Nachtfahrt über Charkiws Ku’damm
21. Juli 2022
Früher fand ich sie absurd und habe mich immer gefragt, wer schaut sich nur so was an? Diese Videos, gefilmt aus dem Zug- oder Autofenster mit einer wackelnden Kamera. Inzwischen stelle ich diese Frage nicht mehr, denn ich bin selbst zum Zuschauer solcher Videos geworden.
Immer wieder, aber vor allem nachts, wenn ich nicht schlafen kann, gucke ich sie mir an. Es ist einfach zu verstehen, denke ich jetzt: Solche Videos sind für Menschen gemacht, die gern in diesem Zug oder Auto sitzen würden, es aber nicht können.
Das berühmte Taras-Schewtschenko-Denkmal ist von Sandsäcken umgeben
Heute Nacht fuhr ich mehrmals die Sumska entlang, die Hauptstraße meiner Heimatstadt Charkiw. Die Sumska ist für Charkiw wie der Kurfürstendamm oder Unter den Linden für Berlin. Über die Sumska wurden Gedichte geschrieben, es gibt kaum eine Charkiwer Band, die die Straße nicht besingen würde.
Meine Sumska fängt beim Palast der Jungen Pioniere an (der heute Palast der Kinder und Jugend heißt).

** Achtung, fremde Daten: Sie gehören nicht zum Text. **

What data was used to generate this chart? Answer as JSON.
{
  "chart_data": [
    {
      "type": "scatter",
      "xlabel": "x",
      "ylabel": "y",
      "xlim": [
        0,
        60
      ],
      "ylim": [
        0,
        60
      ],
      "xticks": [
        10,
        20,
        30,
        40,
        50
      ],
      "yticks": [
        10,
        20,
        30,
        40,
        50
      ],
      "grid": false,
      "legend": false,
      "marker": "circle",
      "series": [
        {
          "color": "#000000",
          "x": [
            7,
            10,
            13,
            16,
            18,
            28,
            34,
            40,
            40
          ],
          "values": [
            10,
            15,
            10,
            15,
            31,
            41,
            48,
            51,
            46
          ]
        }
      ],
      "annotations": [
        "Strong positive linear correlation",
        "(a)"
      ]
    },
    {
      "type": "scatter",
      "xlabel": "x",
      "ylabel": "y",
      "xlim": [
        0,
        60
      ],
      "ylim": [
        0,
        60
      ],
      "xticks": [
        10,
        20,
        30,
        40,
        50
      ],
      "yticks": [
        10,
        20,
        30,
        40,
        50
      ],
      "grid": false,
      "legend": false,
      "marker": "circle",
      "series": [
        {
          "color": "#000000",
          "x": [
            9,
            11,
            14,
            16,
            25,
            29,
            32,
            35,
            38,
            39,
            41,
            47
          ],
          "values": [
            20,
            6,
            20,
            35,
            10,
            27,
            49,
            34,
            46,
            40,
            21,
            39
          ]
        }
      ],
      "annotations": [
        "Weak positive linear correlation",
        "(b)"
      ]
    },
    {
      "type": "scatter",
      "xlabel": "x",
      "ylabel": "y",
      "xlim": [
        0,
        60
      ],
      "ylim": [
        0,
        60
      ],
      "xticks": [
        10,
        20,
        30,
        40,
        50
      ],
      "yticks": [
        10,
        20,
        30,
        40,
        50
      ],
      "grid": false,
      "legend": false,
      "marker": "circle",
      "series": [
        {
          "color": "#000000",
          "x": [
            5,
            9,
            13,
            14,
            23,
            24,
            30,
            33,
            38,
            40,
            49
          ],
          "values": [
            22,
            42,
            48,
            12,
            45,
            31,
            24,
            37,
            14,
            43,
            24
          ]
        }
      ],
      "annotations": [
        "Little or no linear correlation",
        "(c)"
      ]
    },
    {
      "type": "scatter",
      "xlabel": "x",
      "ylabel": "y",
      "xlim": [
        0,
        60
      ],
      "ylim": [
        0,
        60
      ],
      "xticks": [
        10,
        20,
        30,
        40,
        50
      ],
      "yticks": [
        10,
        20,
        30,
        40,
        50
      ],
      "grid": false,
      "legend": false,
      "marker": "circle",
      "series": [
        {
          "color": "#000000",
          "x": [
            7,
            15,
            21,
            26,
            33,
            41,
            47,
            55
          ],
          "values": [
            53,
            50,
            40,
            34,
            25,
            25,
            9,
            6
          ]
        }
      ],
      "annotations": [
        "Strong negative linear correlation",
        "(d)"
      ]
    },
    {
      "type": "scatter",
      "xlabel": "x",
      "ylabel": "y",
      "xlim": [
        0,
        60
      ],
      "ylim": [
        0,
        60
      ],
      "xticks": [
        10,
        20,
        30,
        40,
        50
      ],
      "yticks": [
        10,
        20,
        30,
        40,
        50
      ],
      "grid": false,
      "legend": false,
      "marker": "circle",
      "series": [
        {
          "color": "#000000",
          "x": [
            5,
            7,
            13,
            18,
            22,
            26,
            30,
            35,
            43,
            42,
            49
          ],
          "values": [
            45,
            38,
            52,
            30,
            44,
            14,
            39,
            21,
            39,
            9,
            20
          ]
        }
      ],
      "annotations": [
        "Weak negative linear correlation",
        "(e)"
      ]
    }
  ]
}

Als ich zehn war, besuchte ich hier sonntags das Literaturstudio und hörte zum ersten Mal über die Bücher, die später mein Leben geprägt haben, hier lernte ich andere Kinder kennen, mit denen ich noch jahrelang befreundet war.

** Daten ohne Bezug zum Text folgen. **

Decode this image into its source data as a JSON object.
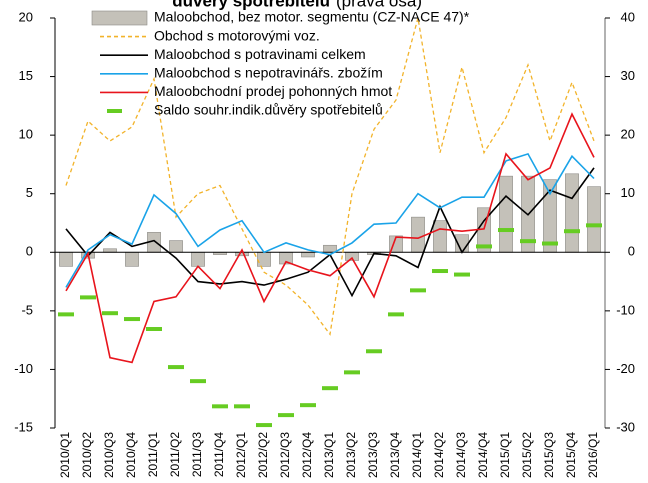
{
  "chart_data": {
    "type": "combo",
    "title": "důvěry spotřebitelů",
    "subtitle": "(pravá osa)",
    "categories": [
      "2010/Q1",
      "2010/Q2",
      "2010/Q3",
      "2010/Q4",
      "2011/Q1",
      "2011/Q2",
      "2011/Q3",
      "2011/Q4",
      "2012/Q1",
      "2012/Q2",
      "2012/Q3",
      "2012/Q4",
      "2013/Q1",
      "2013/Q2",
      "2013/Q3",
      "2013/Q4",
      "2014/Q1",
      "2014/Q2",
      "2014/Q3",
      "2014/Q4",
      "2015/Q1",
      "2015/Q2",
      "2015/Q3",
      "2015/Q4",
      "2016/Q1"
    ],
    "ylim": [
      -15,
      20
    ],
    "yticks": [
      -15,
      -10,
      -5,
      0,
      5,
      10,
      15,
      20
    ],
    "y2lim": [
      -30,
      40
    ],
    "y2ticks": [
      -30,
      -20,
      -10,
      0,
      10,
      20,
      30,
      40
    ],
    "series": [
      {
        "name": "Maloobchod, bez motor. segmentu (CZ-NACE 47)*",
        "kind": "bar",
        "color": "#c4c1b9",
        "values": [
          -1.2,
          -0.5,
          0.3,
          -1.2,
          1.7,
          1.0,
          -1.2,
          -0.2,
          -0.3,
          -1.2,
          -1.0,
          -0.4,
          0.6,
          -0.7,
          -0.2,
          1.4,
          3.0,
          2.7,
          1.5,
          3.8,
          6.5,
          6.5,
          6.2,
          6.7,
          5.6
        ]
      },
      {
        "name": "Obchod s motorovými voz.",
        "kind": "dashed-line",
        "color": "#f2b32a",
        "values": [
          5.7,
          11.2,
          9.5,
          10.7,
          14.8,
          3.0,
          5.0,
          5.7,
          2.0,
          -1.7,
          -2.8,
          -4.5,
          -7.0,
          5.0,
          10.5,
          13.0,
          20.0,
          8.5,
          15.8,
          8.5,
          11.5,
          16.0,
          9.5,
          14.5,
          9.5
        ]
      },
      {
        "name": "Maloobchod s potravinami celkem",
        "kind": "line",
        "color": "#000000",
        "values": [
          2.0,
          -0.3,
          1.7,
          0.5,
          1.0,
          -0.5,
          -2.5,
          -2.7,
          -2.5,
          -2.8,
          -2.3,
          -1.7,
          -0.2,
          -3.7,
          -0.1,
          -0.3,
          -1.3,
          3.9,
          0.0,
          2.7,
          4.8,
          3.2,
          5.3,
          4.6,
          7.2
        ]
      },
      {
        "name": "Maloobchod s nepotravinářs. zbožím",
        "kind": "line",
        "color": "#1aa3e8",
        "values": [
          -3.0,
          0.2,
          1.5,
          0.7,
          4.9,
          3.3,
          0.5,
          1.9,
          2.7,
          0.0,
          0.8,
          0.2,
          -0.2,
          0.8,
          2.4,
          2.5,
          5.0,
          3.8,
          4.7,
          4.7,
          7.8,
          8.4,
          5.0,
          8.2,
          6.3
        ]
      },
      {
        "name": "Maloobchodní prodej pohonných hmot",
        "kind": "line",
        "color": "#e8141c",
        "values": [
          -3.3,
          -0.1,
          -9.0,
          -9.4,
          -4.2,
          -3.8,
          -1.2,
          -3.1,
          0.2,
          -4.2,
          -0.8,
          -1.5,
          -2.0,
          -0.5,
          -3.8,
          1.3,
          1.2,
          2.0,
          1.8,
          2.0,
          8.4,
          6.2,
          7.2,
          11.8,
          8.1
        ]
      },
      {
        "name": "Saldo souhr.indik.důvěry spotřebitelů",
        "kind": "marker",
        "color": "#66cc22",
        "axis": "y2",
        "values": [
          -10.6,
          -7.7,
          -10.4,
          -11.4,
          -13.1,
          -19.6,
          -22.0,
          -26.3,
          -26.3,
          -29.5,
          -27.8,
          -26.1,
          -23.2,
          -20.5,
          -16.9,
          -10.6,
          -6.5,
          -3.2,
          -3.8,
          1.0,
          3.8,
          1.9,
          1.5,
          3.6,
          4.6
        ]
      }
    ]
  }
}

Schräg gegenüber ist das riesige Verwaltungsgebäude, das am 1. März dieses Jahres brutal zerbombt wurde. Läuft man weiter, so sieht man in wenigen Minuten rechts … stopp, dieser Satz stimmt nicht mehr ganz! … Man hätte das berühmte Taras-Schewtschenko-Denkmal sehen können, jetzt ist es korrekt. Im Moment wird die Statue des Nationaldichters mit Sandsäcken gegen die russischen Raketenangriffe geschützt.

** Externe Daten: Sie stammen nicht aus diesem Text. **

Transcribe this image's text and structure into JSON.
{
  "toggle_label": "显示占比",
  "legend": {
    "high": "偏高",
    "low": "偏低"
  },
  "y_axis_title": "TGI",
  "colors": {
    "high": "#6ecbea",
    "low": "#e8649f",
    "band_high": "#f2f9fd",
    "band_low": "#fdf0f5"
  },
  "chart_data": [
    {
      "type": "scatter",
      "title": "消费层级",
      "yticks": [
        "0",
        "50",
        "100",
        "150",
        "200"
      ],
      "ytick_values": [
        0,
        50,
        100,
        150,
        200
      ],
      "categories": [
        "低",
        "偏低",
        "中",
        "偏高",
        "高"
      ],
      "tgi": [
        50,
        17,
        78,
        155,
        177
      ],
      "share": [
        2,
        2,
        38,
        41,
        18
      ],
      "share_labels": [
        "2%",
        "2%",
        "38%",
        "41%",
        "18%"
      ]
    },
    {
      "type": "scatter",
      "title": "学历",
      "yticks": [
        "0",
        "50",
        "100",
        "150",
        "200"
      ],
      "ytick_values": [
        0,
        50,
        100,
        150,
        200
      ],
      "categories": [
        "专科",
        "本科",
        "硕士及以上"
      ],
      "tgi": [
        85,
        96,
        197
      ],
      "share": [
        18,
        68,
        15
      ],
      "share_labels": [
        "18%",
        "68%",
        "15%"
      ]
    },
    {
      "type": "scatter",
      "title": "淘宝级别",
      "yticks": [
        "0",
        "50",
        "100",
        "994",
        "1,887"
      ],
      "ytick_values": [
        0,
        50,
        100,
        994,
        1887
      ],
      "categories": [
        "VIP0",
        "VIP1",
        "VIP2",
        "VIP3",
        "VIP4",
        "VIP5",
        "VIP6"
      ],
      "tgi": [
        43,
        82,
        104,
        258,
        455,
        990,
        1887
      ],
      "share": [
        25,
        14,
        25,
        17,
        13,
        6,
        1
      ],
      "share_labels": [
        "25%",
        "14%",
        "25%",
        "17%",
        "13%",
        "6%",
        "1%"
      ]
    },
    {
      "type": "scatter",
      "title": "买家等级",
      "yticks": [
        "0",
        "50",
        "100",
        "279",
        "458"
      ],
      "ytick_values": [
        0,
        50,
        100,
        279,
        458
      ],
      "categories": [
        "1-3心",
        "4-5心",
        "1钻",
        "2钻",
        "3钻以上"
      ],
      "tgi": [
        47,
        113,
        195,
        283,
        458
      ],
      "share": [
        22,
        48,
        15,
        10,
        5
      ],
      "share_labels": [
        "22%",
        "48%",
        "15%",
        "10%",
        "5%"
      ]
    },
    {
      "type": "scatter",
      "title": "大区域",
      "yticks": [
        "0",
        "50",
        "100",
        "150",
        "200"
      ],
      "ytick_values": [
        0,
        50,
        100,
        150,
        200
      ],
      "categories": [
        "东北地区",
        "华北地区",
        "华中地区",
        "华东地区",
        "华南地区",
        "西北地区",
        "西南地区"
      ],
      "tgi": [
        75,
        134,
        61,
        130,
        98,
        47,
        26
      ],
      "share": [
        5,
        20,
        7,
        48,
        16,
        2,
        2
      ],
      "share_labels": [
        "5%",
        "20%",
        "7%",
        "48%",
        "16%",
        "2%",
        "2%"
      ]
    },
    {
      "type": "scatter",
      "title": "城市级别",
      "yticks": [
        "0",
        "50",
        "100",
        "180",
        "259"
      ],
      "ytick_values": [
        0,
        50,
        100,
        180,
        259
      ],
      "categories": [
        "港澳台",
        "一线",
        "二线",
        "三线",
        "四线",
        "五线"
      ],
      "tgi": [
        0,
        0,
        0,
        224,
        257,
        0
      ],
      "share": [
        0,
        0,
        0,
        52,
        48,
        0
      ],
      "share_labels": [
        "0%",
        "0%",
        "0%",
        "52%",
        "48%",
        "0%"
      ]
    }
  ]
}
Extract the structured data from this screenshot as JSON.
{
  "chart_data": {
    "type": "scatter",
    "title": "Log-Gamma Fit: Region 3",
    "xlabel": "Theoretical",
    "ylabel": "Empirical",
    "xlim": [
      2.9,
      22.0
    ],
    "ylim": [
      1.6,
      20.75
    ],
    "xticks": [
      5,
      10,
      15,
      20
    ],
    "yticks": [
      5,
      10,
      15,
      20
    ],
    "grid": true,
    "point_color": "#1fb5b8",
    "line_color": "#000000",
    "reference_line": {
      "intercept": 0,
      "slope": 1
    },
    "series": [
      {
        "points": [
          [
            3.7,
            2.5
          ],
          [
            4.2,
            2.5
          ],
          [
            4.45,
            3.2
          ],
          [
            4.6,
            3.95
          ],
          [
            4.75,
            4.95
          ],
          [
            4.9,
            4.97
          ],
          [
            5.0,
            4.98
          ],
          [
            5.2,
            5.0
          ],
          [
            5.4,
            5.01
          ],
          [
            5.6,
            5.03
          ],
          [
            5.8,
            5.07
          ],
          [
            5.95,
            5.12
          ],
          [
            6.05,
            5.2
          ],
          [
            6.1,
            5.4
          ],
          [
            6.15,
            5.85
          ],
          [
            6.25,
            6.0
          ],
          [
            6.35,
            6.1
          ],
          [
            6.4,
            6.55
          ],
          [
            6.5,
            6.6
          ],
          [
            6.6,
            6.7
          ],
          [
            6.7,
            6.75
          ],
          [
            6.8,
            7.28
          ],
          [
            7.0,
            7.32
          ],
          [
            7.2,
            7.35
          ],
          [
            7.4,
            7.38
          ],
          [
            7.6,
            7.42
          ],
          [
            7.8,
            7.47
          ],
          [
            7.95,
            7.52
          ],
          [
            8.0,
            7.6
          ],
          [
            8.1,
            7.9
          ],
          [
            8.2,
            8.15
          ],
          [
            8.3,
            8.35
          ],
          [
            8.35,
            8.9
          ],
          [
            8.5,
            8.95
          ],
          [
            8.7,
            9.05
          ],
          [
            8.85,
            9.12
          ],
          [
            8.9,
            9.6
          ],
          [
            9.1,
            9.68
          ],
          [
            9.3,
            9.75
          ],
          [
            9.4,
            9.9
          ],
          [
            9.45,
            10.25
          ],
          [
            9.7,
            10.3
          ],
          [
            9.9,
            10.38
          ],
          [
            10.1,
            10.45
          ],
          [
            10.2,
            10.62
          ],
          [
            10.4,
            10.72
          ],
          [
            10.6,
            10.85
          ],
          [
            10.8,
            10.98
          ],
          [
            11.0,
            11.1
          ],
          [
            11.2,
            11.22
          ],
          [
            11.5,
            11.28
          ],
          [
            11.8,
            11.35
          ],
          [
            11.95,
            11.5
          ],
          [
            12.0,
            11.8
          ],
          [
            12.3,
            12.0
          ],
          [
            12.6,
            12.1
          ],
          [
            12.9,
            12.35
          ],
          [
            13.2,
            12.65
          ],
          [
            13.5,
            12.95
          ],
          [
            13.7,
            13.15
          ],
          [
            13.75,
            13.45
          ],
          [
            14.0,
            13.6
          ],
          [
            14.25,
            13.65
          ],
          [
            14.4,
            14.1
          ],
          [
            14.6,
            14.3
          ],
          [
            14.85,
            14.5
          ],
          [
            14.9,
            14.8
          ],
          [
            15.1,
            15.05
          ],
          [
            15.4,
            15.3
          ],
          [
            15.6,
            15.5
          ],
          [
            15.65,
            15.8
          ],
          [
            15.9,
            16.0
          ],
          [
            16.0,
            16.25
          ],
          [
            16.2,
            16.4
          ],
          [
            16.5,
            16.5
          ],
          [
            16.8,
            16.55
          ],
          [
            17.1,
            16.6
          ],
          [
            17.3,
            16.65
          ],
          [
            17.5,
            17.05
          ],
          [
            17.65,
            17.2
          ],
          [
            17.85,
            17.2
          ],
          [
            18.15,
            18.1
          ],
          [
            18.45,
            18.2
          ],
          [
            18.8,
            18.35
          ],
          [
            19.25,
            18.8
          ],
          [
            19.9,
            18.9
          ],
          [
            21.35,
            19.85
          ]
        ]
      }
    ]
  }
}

Auf der anderen Straßenseite befand sich früher das legendäre Stehcafé Charkiwjanka (die Charkiwerin), im gleichen Haus wohnte in den späten Sechzigern Eduard Limonow, ein avantgardistischer junger Dichter, der in den Siebzigern in die USA emigrierte und dort drei Romane über Charkiw schrieb. Er zog später nach Paris und dann in den Neunzigern nach Moskau, wo er eine rechte Partei gründete und in der unabhängigen Ukraine Persona non grata wurde. Sein im 2015 erschienenes Buch hieß „Kiew kaputt“.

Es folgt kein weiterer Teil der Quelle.